Type annotation is performed by traversing the scheduler output and determining type annotations for every device that is encountered. Because of feedback loops, type annotations can change on input pins of devices that have already been visited in the traversal. Thus, the type annotator may need to traverse the scheduler output multiple times until all type annotations have stabilized. The subsequent traversals are very efficient because only devices that need to have their output pin annotations updated are redone. Type annotations do eventually stabilize, because when a type description, d, is changed, it is replaced by a type description that is strictly greater than d in the ordering. Since there are only a finite number of type descriptions, only a finite number of changes are possible.

#### **Code Generation**

The internal structure that results from the sequence of graph transformations, scheduling, guarding, and type annotation, is similar in form to an annotated parse tree that might be produced by a conventional compiler. To complete the compilation, target code is produced from this structure. If appropriate libraries of HP VEE built-in routines exist, most of the compiled internal structure can be straightforwardly mapped to any conventional programming language, such as C. The mapping may be difficult for error trapping (for error pins) and the implementation of the Fork construct. Fork should map to a construct (or constructs) to implement thread creation and destruction. Error trapping is built-in or can be implemented in most programming systems, and threads have become reasonably common. If the generated code is interpreted, threading is easy to implement.
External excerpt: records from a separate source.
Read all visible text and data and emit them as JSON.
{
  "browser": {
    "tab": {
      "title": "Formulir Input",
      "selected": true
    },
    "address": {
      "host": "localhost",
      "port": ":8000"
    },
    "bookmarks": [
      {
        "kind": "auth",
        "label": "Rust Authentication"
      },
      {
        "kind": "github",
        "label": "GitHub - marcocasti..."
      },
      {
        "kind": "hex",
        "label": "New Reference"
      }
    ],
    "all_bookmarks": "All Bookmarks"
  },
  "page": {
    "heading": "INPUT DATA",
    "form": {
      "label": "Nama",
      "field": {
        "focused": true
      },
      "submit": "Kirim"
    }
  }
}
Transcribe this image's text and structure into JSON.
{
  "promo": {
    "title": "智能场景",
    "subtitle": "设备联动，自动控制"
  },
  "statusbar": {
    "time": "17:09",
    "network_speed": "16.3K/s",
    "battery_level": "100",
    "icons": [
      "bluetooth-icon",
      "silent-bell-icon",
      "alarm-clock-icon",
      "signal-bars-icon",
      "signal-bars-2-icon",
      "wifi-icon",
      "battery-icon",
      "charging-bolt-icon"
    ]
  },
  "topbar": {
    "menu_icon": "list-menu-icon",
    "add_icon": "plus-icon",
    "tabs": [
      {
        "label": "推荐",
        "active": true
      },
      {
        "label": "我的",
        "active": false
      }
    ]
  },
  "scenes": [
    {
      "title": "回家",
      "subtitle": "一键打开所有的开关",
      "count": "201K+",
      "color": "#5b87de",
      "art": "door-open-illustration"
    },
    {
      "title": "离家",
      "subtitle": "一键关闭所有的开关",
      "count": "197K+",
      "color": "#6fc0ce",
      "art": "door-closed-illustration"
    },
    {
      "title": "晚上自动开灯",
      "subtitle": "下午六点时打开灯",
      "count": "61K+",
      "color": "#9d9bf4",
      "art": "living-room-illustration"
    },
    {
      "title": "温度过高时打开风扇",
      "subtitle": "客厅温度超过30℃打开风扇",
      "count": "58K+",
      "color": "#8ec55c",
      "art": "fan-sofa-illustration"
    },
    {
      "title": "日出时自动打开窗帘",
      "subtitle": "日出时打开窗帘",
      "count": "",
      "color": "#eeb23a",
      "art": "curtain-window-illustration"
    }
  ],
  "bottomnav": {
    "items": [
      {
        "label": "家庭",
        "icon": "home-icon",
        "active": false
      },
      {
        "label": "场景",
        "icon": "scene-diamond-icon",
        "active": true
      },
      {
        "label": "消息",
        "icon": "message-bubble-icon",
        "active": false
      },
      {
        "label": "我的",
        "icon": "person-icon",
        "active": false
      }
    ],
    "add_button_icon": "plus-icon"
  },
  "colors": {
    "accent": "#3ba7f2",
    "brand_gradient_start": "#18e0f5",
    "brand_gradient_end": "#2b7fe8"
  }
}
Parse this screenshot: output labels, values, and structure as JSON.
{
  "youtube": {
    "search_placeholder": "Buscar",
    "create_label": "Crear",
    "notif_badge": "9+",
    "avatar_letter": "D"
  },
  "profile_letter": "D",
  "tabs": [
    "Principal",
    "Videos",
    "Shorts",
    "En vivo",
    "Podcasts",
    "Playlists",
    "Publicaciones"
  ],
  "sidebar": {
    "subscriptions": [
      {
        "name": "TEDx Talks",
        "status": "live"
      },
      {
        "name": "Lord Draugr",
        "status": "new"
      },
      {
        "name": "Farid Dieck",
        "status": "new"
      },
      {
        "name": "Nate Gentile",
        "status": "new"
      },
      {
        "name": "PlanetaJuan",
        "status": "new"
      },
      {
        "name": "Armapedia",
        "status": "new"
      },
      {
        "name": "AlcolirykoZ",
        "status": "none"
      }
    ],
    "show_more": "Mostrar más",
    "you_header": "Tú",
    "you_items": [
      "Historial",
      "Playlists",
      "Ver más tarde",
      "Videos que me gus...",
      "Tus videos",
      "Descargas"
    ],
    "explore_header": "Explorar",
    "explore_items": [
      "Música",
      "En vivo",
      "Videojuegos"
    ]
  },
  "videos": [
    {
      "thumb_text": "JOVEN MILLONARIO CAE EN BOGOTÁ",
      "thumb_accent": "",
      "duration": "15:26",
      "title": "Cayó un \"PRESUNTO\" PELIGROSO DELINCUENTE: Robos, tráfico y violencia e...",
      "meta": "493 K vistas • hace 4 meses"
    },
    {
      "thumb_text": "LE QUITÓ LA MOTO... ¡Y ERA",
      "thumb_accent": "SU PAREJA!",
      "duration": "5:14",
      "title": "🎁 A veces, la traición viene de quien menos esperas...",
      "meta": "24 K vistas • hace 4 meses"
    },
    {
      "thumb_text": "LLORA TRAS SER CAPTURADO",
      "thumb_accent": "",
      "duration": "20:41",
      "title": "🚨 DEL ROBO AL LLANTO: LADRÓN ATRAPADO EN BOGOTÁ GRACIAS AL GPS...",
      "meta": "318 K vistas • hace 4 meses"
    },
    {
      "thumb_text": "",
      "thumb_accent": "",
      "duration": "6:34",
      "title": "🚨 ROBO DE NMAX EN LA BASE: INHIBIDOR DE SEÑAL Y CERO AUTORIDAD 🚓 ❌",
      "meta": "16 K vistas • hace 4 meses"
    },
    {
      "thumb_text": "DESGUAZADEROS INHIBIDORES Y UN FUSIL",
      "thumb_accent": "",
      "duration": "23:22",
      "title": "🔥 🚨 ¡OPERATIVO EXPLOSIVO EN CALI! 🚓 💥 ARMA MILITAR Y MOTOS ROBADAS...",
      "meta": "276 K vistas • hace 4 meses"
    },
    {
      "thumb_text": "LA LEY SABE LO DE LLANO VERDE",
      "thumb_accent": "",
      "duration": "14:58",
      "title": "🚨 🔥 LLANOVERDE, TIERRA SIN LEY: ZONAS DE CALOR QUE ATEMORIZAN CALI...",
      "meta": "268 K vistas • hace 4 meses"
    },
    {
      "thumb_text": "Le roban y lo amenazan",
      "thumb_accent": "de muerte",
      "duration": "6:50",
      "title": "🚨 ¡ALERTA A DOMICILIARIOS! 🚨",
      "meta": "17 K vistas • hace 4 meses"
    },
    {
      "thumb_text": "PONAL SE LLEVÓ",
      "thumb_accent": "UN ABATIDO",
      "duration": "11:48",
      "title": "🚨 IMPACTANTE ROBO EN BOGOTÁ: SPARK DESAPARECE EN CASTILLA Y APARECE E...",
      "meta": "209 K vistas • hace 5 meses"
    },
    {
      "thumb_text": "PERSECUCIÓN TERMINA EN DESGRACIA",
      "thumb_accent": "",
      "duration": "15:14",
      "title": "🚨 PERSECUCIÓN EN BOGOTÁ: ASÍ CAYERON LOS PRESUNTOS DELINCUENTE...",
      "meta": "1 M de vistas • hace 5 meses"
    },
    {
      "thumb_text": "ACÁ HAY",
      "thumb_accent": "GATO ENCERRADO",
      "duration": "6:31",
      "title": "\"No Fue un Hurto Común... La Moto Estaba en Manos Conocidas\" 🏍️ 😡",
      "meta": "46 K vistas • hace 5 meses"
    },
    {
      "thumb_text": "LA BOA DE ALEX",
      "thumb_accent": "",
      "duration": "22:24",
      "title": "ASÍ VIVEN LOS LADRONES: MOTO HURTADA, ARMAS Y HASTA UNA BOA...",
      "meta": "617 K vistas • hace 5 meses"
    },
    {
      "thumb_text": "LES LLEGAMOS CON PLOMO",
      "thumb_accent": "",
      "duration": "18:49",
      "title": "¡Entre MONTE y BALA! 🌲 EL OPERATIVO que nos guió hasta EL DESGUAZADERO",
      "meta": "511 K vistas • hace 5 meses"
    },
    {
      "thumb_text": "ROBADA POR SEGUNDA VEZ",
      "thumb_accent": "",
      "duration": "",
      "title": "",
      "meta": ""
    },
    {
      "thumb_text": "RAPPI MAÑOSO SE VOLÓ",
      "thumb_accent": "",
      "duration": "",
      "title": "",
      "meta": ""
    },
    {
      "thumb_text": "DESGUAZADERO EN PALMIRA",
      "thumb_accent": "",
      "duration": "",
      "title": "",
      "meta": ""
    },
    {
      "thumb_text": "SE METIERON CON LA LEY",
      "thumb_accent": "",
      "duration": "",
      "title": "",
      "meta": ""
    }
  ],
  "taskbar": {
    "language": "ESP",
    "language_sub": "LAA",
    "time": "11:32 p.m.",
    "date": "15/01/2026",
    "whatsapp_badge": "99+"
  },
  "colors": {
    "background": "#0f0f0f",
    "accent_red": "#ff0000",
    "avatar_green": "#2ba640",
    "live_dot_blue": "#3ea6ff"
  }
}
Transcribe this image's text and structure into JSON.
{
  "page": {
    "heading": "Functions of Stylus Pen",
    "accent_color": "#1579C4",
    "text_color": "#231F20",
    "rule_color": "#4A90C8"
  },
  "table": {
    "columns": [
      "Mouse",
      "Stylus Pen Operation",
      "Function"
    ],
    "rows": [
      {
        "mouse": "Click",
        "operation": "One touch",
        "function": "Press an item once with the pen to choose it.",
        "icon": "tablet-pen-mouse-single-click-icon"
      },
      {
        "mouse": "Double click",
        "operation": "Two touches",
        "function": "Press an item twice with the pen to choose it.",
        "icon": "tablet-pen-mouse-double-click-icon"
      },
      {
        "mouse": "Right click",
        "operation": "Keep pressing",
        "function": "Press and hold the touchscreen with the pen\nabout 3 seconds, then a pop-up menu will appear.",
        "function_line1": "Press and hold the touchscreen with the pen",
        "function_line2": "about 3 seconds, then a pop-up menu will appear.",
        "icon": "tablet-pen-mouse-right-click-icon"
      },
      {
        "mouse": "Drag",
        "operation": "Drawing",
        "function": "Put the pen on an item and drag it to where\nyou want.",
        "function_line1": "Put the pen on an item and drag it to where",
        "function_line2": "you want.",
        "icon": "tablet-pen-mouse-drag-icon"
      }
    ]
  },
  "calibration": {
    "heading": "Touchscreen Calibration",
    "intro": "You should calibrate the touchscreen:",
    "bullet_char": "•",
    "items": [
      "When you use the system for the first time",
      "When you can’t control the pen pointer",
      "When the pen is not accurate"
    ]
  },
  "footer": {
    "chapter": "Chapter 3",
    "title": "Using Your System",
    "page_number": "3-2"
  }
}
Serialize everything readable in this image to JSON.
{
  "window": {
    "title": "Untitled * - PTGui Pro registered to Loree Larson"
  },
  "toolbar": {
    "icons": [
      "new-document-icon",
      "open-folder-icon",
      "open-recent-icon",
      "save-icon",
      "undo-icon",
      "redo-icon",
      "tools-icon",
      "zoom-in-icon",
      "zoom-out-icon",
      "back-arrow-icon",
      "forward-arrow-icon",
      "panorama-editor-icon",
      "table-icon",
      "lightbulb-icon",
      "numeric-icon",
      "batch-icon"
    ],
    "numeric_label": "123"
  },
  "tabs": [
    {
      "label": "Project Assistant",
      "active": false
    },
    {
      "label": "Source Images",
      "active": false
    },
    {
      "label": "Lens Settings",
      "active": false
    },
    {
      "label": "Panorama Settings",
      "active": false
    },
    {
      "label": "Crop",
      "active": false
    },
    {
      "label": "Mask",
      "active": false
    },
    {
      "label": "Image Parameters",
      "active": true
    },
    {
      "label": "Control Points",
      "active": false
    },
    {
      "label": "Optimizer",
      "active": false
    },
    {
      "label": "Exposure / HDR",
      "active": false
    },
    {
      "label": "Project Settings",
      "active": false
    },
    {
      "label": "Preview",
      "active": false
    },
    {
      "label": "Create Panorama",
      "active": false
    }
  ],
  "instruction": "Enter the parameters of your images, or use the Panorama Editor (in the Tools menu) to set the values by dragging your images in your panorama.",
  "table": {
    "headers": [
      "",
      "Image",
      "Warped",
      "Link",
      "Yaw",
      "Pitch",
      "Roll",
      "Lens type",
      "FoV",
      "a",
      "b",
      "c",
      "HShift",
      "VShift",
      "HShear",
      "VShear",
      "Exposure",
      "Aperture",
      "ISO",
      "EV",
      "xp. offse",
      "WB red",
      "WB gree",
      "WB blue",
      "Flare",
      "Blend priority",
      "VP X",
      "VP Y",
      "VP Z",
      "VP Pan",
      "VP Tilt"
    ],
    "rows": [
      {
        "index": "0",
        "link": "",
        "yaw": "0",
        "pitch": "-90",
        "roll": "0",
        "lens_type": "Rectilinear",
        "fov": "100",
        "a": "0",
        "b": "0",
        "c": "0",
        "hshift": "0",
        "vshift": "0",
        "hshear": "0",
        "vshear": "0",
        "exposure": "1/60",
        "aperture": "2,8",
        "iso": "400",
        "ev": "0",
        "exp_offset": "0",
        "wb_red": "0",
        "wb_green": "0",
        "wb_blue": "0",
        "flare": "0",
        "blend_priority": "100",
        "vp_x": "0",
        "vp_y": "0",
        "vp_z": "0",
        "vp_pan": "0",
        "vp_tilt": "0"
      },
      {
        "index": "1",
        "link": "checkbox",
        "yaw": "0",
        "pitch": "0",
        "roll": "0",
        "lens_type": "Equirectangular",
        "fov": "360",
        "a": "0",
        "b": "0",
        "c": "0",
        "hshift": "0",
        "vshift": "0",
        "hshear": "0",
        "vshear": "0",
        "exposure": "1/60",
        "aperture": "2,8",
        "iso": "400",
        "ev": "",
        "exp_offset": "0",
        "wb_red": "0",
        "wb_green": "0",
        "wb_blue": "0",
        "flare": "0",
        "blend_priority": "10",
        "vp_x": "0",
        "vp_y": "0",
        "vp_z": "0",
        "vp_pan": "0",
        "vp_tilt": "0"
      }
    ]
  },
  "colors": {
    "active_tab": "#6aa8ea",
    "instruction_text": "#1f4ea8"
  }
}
To generate code for different target languages, only the code generator needs to be modified. This is a relatively small part of the compiler. Prototype code generators for C, and for an interpreted byte-code, have been implemented. C generators have been written to produce standalone programs for subsets of HP VEE and to produce C

code to be compiled and dynamically loaded into a running HP VEE 3.2 session. A byte-code generator was written to produce a stream of byte code to a file or inmemory array. A simple interpreter running inside HP VEE can run the byte code. An advantage of the byte-code generator over the C code generator is that an external compiler is not needed. Another advantage of interpretation is that program development features such as single stepping and tracing are easier to implement, especially in the context of running programs inside the HP VEE development system.

# Conclusion

An overview of the major components of a compiler for HP VEE 3.2 has been presented. Although many details were omitted, the fundamental algorithms for a large class of programs have been explained. The five compiler components are graph transformation, device scheduling, guard assignment, type annotation, and code generation. These components combine to implement the control semantics explicitly or implicitly specified in an HP VEE program. These semantics were also described. A compiler based on the prototype compiler has now become an integral part of HP VEE 4.0.

# Acknowledgments

A compiler for HP VEE was originally suggested to us by Randy Coverstone, our department manager at Hewlett-Packard Laboratories. Wes Higaki and Bill Shreve also provided valuable management support. Special mention goes to the following Measurement Systems Division engineers from the HP VEE product team: Jim Bachman, Ken Colasuonno, John Dumais, and Susan Wolber. These four had the difficult task of understanding our prototype and making it into a product. The result of their efforts is the compiler in HP VEE 4.0. Bill Hunt and Randy Bailey were engineers on the Measurement Systems Division HP VEE team who worked with us early in the project. Bill helped us integrate early versions of the compiler with HP VEE, and supplied much other help as well. John Bidwell, Bill Heinzman, and Chuck Heller also provided encouragement and support.

# References

1. R. Helsel, *Cutting Your Test Development Time with HP VEE: An Iconic Programming Language*, P T R Prentice Hall, Englewood Cliffs, NJ, 1994.

2. *Hewlett-Packard Journal*, Vol. 43, no. 5, October 1992, pp. 72-88.

3. D. E. Knuth, The Art of Computer Programming, Vol. 1/Fundamental Algorithms, Addison-Wesley, 1973.